First of all, I should point out that I removed Jay Williams from the equation and replaced him with the first pick in the 1995 Draft, Joe Smith. I only did that because Williams had an unexpected end to his career that was wholly unrelated to his play on the floor.
For these ten drafts, the average tenure of a player with his first team is 4.8 years. Now, some of these players (12 out of 50) are still with their first team, so that average is artificially low, due to the ongoing careers of these guys. But, I still found it shocking how few top five picks play a lengthy career with their first team.
Of these fifty players, only two (Tim Duncan and Allen Iverson) played more than a decade with their first team.

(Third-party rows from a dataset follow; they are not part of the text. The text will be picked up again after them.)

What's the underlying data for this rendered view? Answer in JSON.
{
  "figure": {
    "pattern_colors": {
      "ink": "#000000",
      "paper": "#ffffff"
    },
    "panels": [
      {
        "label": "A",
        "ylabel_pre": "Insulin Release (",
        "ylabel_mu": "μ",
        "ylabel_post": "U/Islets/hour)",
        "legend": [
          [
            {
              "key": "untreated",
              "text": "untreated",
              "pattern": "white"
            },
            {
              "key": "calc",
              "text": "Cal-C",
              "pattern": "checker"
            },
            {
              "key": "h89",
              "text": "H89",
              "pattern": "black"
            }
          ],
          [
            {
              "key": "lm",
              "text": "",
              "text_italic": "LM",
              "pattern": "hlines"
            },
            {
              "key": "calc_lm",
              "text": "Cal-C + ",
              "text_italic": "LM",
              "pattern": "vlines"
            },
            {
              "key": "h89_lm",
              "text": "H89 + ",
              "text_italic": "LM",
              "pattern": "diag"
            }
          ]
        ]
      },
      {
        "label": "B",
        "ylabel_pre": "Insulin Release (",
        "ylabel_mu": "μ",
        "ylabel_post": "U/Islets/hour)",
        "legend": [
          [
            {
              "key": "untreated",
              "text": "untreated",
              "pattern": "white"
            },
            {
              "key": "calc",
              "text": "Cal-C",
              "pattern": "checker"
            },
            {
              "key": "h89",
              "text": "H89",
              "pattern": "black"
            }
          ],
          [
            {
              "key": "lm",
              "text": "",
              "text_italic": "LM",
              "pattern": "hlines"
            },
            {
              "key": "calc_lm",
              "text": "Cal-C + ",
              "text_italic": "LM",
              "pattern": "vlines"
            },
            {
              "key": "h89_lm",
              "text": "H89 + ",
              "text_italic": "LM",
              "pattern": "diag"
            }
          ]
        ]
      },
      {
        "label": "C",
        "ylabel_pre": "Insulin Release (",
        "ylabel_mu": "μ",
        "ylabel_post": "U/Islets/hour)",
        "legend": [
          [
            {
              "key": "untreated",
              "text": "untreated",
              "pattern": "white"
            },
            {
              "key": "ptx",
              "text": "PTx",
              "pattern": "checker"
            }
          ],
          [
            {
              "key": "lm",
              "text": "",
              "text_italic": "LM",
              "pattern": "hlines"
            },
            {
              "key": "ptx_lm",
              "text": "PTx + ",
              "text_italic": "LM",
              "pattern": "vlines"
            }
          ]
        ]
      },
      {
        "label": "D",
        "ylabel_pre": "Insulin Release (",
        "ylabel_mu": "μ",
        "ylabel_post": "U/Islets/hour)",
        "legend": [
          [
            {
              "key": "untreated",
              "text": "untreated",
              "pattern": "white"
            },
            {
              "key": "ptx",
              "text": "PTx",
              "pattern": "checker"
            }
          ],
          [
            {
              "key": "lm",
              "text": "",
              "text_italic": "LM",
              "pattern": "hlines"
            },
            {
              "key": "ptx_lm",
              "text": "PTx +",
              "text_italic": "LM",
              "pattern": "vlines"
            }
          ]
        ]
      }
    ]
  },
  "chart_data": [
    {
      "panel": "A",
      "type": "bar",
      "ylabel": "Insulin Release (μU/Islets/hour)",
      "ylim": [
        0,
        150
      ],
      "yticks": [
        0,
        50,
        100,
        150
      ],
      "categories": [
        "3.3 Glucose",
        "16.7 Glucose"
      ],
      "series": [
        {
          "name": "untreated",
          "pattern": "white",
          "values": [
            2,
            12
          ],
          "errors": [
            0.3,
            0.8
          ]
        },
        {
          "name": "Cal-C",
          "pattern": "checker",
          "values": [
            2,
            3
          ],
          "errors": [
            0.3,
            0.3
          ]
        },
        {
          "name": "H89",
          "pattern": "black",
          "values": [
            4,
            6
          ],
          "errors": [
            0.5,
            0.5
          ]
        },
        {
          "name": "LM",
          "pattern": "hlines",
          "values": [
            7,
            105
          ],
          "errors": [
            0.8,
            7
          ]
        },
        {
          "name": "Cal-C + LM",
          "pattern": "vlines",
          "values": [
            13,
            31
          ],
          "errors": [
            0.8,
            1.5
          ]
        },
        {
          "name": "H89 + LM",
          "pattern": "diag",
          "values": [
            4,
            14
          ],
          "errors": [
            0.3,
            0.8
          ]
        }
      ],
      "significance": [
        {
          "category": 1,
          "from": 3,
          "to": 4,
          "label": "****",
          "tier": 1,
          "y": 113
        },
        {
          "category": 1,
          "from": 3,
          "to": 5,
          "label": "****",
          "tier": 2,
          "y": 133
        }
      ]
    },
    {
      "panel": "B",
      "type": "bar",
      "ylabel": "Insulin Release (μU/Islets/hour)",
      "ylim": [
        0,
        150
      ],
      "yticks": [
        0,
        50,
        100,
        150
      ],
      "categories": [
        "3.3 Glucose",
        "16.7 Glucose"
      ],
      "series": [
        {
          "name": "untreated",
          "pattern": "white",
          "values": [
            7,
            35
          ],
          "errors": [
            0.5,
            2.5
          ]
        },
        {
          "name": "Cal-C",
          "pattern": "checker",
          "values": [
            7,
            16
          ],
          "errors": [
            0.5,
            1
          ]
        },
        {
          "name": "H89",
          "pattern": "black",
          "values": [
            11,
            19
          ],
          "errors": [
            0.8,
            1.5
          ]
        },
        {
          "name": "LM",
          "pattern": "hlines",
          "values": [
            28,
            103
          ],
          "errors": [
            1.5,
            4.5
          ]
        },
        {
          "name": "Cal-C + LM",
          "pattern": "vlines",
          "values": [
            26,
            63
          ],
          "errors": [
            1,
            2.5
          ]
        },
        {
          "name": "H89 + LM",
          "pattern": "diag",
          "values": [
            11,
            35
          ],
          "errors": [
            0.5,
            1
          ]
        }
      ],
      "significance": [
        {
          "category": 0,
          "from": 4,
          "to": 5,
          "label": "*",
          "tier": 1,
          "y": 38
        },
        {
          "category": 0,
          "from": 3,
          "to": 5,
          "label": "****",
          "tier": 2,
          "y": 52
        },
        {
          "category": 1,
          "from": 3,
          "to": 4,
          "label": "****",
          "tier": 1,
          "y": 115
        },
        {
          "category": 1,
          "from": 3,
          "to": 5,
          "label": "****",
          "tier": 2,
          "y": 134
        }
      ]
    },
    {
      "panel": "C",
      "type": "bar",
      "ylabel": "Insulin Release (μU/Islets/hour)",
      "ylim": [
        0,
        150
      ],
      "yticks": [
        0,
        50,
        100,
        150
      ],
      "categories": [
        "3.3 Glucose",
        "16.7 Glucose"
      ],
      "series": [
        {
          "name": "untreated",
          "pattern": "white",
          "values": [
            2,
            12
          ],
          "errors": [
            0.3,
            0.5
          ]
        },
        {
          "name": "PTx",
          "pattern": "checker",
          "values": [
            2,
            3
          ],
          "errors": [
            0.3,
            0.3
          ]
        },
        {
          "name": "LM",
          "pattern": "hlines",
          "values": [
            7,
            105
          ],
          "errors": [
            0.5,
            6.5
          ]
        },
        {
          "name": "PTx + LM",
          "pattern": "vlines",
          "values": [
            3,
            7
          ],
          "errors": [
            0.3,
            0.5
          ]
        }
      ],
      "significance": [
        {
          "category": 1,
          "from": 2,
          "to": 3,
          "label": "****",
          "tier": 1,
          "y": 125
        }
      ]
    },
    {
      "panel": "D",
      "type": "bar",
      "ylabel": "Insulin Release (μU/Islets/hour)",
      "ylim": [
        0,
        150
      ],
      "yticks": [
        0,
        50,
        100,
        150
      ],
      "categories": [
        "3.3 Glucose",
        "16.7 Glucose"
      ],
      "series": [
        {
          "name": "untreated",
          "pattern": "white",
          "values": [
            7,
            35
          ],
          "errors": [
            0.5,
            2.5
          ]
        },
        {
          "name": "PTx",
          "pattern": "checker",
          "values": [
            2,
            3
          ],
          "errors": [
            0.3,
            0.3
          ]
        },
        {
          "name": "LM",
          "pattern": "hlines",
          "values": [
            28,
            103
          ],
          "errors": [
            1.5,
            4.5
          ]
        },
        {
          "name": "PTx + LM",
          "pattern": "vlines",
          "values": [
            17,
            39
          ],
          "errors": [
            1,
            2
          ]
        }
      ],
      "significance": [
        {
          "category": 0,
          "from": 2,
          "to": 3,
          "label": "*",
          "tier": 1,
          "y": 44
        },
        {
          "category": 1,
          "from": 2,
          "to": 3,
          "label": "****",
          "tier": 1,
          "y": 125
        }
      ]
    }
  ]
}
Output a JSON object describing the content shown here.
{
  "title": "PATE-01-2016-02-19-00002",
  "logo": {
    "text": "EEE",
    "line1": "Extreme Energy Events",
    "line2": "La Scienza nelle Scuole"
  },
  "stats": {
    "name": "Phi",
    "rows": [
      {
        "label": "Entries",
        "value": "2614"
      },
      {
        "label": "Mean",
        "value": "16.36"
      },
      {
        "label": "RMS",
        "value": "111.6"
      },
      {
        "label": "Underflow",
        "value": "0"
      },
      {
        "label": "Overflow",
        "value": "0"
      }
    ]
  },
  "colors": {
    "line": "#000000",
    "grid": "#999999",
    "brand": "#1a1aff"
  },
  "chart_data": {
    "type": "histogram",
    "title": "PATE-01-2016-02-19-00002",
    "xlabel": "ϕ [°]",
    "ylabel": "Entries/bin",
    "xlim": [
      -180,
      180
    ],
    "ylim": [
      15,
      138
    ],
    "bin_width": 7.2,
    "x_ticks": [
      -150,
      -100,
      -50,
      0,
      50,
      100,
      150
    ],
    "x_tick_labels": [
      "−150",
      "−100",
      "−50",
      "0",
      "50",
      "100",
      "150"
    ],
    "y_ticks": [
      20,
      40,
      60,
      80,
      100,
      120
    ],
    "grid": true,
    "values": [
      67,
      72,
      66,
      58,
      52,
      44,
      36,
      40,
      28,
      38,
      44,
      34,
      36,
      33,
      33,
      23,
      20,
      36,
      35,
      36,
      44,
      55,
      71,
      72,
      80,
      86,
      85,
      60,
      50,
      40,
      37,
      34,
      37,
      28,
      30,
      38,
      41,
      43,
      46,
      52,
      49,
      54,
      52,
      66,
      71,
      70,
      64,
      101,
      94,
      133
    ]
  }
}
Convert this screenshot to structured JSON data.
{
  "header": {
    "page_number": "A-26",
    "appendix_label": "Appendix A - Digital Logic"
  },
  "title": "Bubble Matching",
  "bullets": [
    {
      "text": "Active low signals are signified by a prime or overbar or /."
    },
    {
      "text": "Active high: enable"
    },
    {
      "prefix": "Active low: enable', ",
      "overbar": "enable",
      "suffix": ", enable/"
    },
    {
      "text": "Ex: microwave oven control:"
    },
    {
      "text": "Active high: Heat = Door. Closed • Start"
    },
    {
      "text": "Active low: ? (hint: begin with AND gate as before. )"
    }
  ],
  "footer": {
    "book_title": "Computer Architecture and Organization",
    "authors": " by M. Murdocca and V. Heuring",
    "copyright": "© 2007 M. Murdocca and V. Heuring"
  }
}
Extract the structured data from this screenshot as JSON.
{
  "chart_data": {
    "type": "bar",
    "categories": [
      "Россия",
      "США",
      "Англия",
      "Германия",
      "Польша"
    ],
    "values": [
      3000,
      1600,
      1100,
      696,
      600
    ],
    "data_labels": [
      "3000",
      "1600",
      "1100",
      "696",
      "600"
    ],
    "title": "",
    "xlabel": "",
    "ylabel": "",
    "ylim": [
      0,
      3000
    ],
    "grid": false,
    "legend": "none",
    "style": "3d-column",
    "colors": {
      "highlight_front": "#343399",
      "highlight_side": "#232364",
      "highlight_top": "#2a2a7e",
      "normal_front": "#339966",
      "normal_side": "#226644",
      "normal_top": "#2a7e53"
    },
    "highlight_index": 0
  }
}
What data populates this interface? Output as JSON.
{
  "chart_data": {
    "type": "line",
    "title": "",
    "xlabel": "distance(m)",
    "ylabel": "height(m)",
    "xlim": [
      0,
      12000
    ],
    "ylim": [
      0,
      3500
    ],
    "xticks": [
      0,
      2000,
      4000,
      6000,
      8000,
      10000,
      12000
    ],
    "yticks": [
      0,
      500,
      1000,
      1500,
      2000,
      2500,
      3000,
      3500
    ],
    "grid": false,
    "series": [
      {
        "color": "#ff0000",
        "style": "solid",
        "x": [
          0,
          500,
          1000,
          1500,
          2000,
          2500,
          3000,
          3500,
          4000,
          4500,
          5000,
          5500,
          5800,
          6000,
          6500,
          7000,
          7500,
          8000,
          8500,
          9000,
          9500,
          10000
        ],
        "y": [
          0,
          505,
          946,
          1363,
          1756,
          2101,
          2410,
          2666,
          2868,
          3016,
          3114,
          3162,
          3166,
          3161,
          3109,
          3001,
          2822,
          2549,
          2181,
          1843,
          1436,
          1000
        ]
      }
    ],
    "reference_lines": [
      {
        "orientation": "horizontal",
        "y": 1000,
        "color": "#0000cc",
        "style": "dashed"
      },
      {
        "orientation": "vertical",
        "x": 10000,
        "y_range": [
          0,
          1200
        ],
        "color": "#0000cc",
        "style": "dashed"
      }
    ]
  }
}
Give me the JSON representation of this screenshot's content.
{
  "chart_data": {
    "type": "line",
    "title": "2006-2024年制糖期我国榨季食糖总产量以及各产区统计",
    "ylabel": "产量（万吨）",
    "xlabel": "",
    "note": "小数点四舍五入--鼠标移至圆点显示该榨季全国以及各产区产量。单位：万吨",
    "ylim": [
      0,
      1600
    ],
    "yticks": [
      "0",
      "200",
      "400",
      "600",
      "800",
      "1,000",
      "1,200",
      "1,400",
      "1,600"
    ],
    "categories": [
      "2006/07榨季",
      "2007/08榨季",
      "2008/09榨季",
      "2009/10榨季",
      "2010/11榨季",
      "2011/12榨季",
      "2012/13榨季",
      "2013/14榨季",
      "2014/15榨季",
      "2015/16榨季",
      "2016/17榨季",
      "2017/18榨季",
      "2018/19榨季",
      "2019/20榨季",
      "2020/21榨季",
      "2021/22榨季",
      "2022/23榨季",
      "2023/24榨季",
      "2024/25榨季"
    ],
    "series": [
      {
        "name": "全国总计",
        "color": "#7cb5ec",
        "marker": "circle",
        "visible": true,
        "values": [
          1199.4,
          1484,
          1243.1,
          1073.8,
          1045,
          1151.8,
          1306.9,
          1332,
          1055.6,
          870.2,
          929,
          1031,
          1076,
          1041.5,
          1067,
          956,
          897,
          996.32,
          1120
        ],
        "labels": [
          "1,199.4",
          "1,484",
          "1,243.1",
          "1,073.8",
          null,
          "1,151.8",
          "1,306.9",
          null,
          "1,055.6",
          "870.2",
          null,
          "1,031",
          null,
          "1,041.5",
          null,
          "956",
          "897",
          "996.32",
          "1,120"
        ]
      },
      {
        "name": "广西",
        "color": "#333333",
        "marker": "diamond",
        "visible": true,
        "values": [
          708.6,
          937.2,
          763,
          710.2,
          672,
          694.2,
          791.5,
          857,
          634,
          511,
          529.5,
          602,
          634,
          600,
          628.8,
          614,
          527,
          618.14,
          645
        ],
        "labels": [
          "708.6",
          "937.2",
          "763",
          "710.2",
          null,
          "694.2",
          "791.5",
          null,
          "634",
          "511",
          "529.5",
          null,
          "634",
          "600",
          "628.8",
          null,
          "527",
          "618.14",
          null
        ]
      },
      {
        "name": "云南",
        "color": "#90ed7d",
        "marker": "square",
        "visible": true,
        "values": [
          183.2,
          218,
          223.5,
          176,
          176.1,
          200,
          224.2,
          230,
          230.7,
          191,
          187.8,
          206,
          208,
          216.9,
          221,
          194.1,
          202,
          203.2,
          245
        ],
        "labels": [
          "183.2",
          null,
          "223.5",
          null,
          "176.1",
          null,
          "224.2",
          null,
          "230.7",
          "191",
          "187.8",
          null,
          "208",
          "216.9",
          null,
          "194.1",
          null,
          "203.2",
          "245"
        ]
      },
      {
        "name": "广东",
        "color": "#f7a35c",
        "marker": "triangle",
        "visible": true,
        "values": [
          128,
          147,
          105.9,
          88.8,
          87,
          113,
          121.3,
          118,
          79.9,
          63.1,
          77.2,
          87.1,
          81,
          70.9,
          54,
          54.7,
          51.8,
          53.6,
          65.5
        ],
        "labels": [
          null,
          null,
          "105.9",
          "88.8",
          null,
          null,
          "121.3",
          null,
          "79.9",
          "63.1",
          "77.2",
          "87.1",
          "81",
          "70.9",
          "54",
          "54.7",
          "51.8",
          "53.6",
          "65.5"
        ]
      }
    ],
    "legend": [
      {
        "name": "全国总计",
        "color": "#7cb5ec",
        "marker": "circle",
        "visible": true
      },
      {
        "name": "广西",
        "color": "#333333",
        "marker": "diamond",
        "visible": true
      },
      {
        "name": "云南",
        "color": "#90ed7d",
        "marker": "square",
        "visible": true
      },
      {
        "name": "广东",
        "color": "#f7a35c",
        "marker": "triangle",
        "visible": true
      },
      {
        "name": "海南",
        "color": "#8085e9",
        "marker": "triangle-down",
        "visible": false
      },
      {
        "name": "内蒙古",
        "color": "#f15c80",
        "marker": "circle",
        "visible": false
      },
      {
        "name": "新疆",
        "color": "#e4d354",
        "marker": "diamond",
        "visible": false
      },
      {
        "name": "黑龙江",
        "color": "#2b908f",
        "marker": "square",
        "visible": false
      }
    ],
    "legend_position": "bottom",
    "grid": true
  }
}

Of the twelve that remain with their first team, most are superstars, and some have only played five seasons -- and will likely move around, sooner than later. The list of players in this time period that remain with their original team are as follows:
Tim Duncan (13+ Seasons)
Yao ming (8+ Seasons)
LeBron James (7+ Seasons)
Carmelo Anthony (7+ Seasons)
Chris Bosh (7+ Seasons)
Dwyane Wade (7+ Seasons)
Dwight Howard (6+ Seasons)
Andrew Bogut (5+ Seasons)
Marvin Williams (5+ Seasons)
Deron Williams (5+ Seasons)
Chris Paul (5+ Seasons)
Ray Felton (5+ Seasons)
The obvious trend in that list is that most are superstars, and the ones that are not, (Williams/Felton) have not been in the league very long, and may likely be on a new roster, shortly.
I tried to graph entering age versus tenure, but there was no strong correlation at all.
What this tells me is something that I guess should have been obvious. The better the player, the more likely he stays with one team. But, what I did not expect to see was the overwhelming evidence that non-superstars taken in the top five ALWAYS end up relocating.
What does this mean for the Timberwolves in the 2010 Draft?
It could mean a few different things. First, it means that from a purely basketball perspective, DeMarcus Cousins is a wiser choice than Wesley Johnson with the 4th Pick. I am more skeptical than most about Cousins' upside, but I realize that he could be a 20 & 10 guy and an All-Star, and this empirical data suggests that this type of player is more likely to be a fixture of the franchise than a non-star, and that the talent/star-potential is the overwhelming factor in this determination.
But, it also means that the Wolves should do whatever they can to get Evan Turner in this draft. In my view and I think in many people's view, Evan Turner has star potential -- and with various concerns about Cousins, Turner is more likely to reach that potential in a Timberwolves uniform.
Anyway, this somewhat brief look back at ten recent drafts was enlightening to me, as I didn't quite realize how strongly superstardom correlated with tenure on a single franchise. It almost seems that if you're picking in the Top 5, there should be homerun swings and nothing else.